L’économie française restera chancelante au deuxième semestre

Entourée d’un aléa principal lié à la crise de la dette en zone euro, la croissance du PIB français se limiterait à 0,4% en 2012 selon l’Insee
Yves-Marc Le Reour

Les tensions économiques et financières grandissantes en Europe augurent d’une faiblesse persistante de l’économie française d’ici fin 2012, indique l’Insee dans sa dernière note de conjoncture. Alors que la demande en provenance des Etats-Unis, du Japon ou des pays émergents aura un effet légèrement positif sur les exportations, le rebond parallèle des importations devrait déboucher sur une contribution nulle du commerce extérieur à la croissance du pays au second semestre. En moyenne annuelle, cet apport resterait positif (+0,6%) «en raison d’une forte contribution du quatrième trimestre 2011», précise l’institut de conjoncture.

La dégradation du climat des affaires depuis le mois d’avril, dans les services comme dans l’industrie, conduira cette année à un léger repli des investissements des entreprises (-0,3% après +5,1% en 2011) et de la production manufacturière (-0,8% contre +3,2%). Leur taux de marge se situerait à 28,4% fin 2012 contre 29,2% un an plus tôt. Malgré la baisse attendue d’un point du taux d’épargne à 15,1% en 2012, l’affaiblissement du pouvoir d’achat des ménages, suite à la hausse des prélèvements fiscaux, se traduira par une consommation atone sur l’ensemble de l’année. Le repli des mises en chantier depuis 6 mois induira également une stagnation de l’investissement des ménages.

La perte annuelle de 25.000 postes attendue dans le secteur marchand favorisera une poursuite de la hausse du taux de chômage qui atteindrait en fin d’année 9,9% en France métropolitaine (10,3% Dom inclus). Intrinsèquement négative, cette tendance aura un effet favorable sur les prix à la consommation qui bénéficieront par ailleurs «du fort recul du glissement annuel des prix de l’énergie et des produits alimentaires». L’inflation d’ensemble tomberait ainsi à 1,4% en décembre 2012 contre 2% en mai dernier et 2,5% à fin 2011.

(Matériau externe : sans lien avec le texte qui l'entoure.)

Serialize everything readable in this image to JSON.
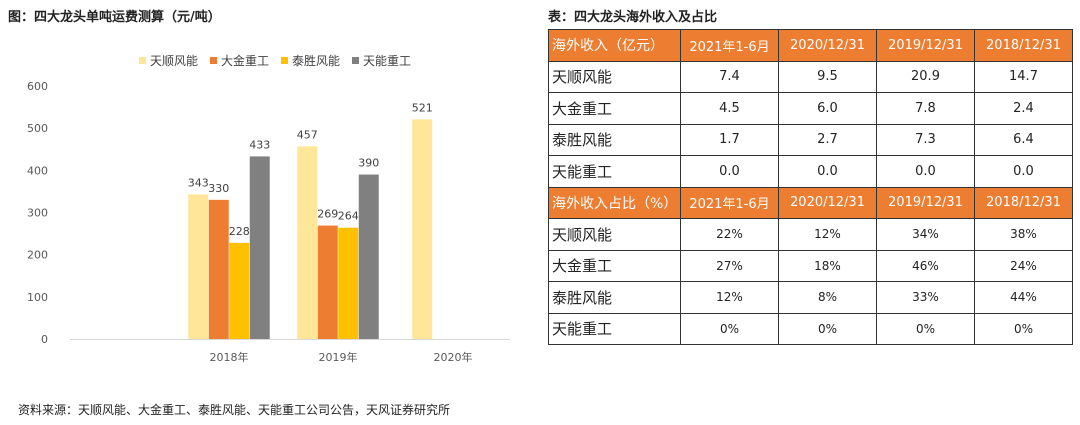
{
  "chart_title": "图：四大龙头单吨运费测算（元/吨）",
  "table_title": "表：四大龙头海外收入及占比",
  "source": "资料来源：天顺风能、大金重工、泰胜风能、天能重工公司公告，天风证券研究所",
  "chart_data": {
    "type": "bar",
    "categories": [
      "2018年",
      "2019年",
      "2020年"
    ],
    "series": [
      {
        "name": "天顺风能",
        "color": "#FFE699",
        "values": [
          343,
          457,
          521
        ]
      },
      {
        "name": "大金重工",
        "color": "#ED7D31",
        "values": [
          330,
          269,
          null
        ]
      },
      {
        "name": "泰胜风能",
        "color": "#FFC000",
        "values": [
          228,
          264,
          null
        ]
      },
      {
        "name": "天能重工",
        "color": "#808080",
        "values": [
          433,
          390,
          null
        ]
      }
    ],
    "ylim": [
      0,
      600
    ],
    "yticks": [
      "0",
      "100",
      "200",
      "300",
      "400",
      "500",
      "600"
    ],
    "legend_position": "top",
    "grid": false
  },
  "table": {
    "rows": [
      [
        "海外收入（亿元）",
        "2021年1-6月",
        "2020/12/31",
        "2019/12/31",
        "2018/12/31"
      ],
      [
        "天顺风能",
        "7.4",
        "9.5",
        "20.9",
        "14.7"
      ],
      [
        "大金重工",
        "4.5",
        "6.0",
        "7.8",
        "2.4"
      ],
      [
        "泰胜风能",
        "1.7",
        "2.7",
        "7.3",
        "6.4"
      ],
      [
        "天能重工",
        "0.0",
        "0.0",
        "0.0",
        "0.0"
      ],
      [
        "海外收入占比（%）",
        "2021年1-6月",
        "2020/12/31",
        "2019/12/31",
        "2018/12/31"
      ],
      [
        "天顺风能",
        "22%",
        "12%",
        "34%",
        "38%"
      ],
      [
        "大金重工",
        "27%",
        "18%",
        "46%",
        "24%"
      ],
      [
        "泰胜风能",
        "12%",
        "8%",
        "33%",
        "44%"
      ],
      [
        "天能重工",
        "0%",
        "0%",
        "0%",
        "0%"
      ]
    ]
  },
  "colors": {
    "header_bg": "#ED7D31",
    "header_text": "#FFFFFF"
  }
}
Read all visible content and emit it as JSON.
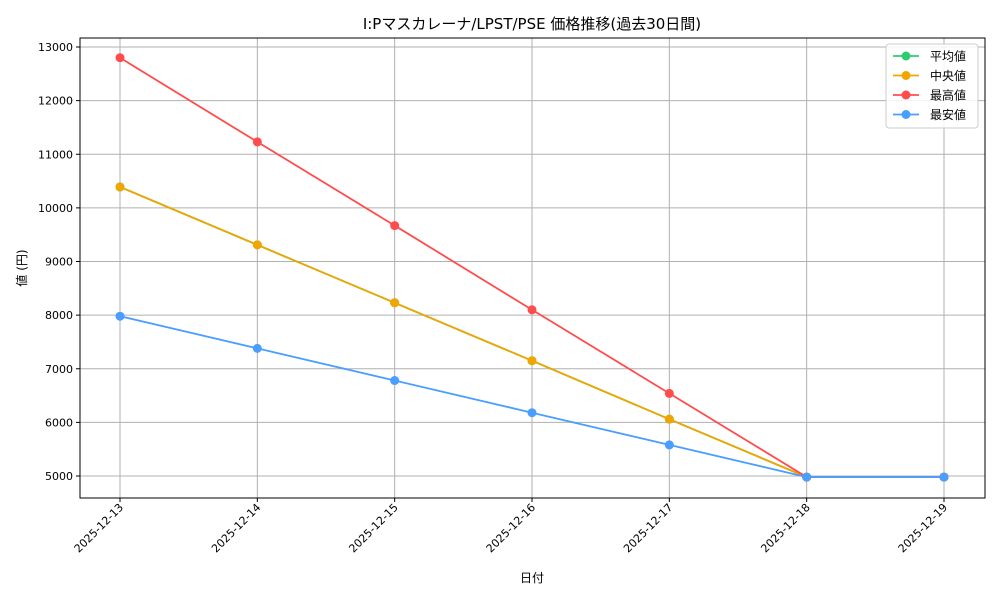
{
  "chart_data": {
    "type": "line",
    "title": "I:Pマスカレーナ/LPST/PSE 価格推移(過去30日間)",
    "xlabel": "日付",
    "ylabel": "値 (円)",
    "categories": [
      "2025-12-13",
      "2025-12-14",
      "2025-12-15",
      "2025-12-16",
      "2025-12-17",
      "2025-12-18",
      "2025-12-19"
    ],
    "yticks": [
      5000,
      6000,
      7000,
      8000,
      9000,
      10000,
      11000,
      12000,
      13000
    ],
    "ylim": [
      4600,
      13200
    ],
    "grid": true,
    "legend_position": "top-right",
    "series": [
      {
        "name": "平均値",
        "color": "#2ecc71",
        "values": [
          10390,
          9310,
          8230,
          7150,
          6060,
          4980,
          4980
        ]
      },
      {
        "name": "中央値",
        "color": "#f0a500",
        "values": [
          10390,
          9310,
          8230,
          7150,
          6060,
          4980,
          4980
        ]
      },
      {
        "name": "最高値",
        "color": "#ff4d4d",
        "values": [
          12800,
          11230,
          9670,
          8100,
          6540,
          4980,
          4980
        ]
      },
      {
        "name": "最安値",
        "color": "#4a9eff",
        "values": [
          7980,
          7380,
          6780,
          6180,
          5580,
          4980,
          4980
        ]
      }
    ]
  }
}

En tenant compte d’une contribution négative (-0,7%) des stocks, la progression du PIB ralentirait donc fortement sur l’ensemble de l’année (+0,4% contre +1,7% en 2011), tandis que l’acquis de croissance calculé par l’Insee pour 2013, encore peu significatif à ce stade, s’élève à +0,2%. «Le principal aléa qui entoure la prévision porte sur l’évolution de la crise des dettes souveraines dans la zone euro», prévient l’Insee, en citant comme autres facteurs d’incertitude le prix du pétrole et le comportement d’épargne des ménages.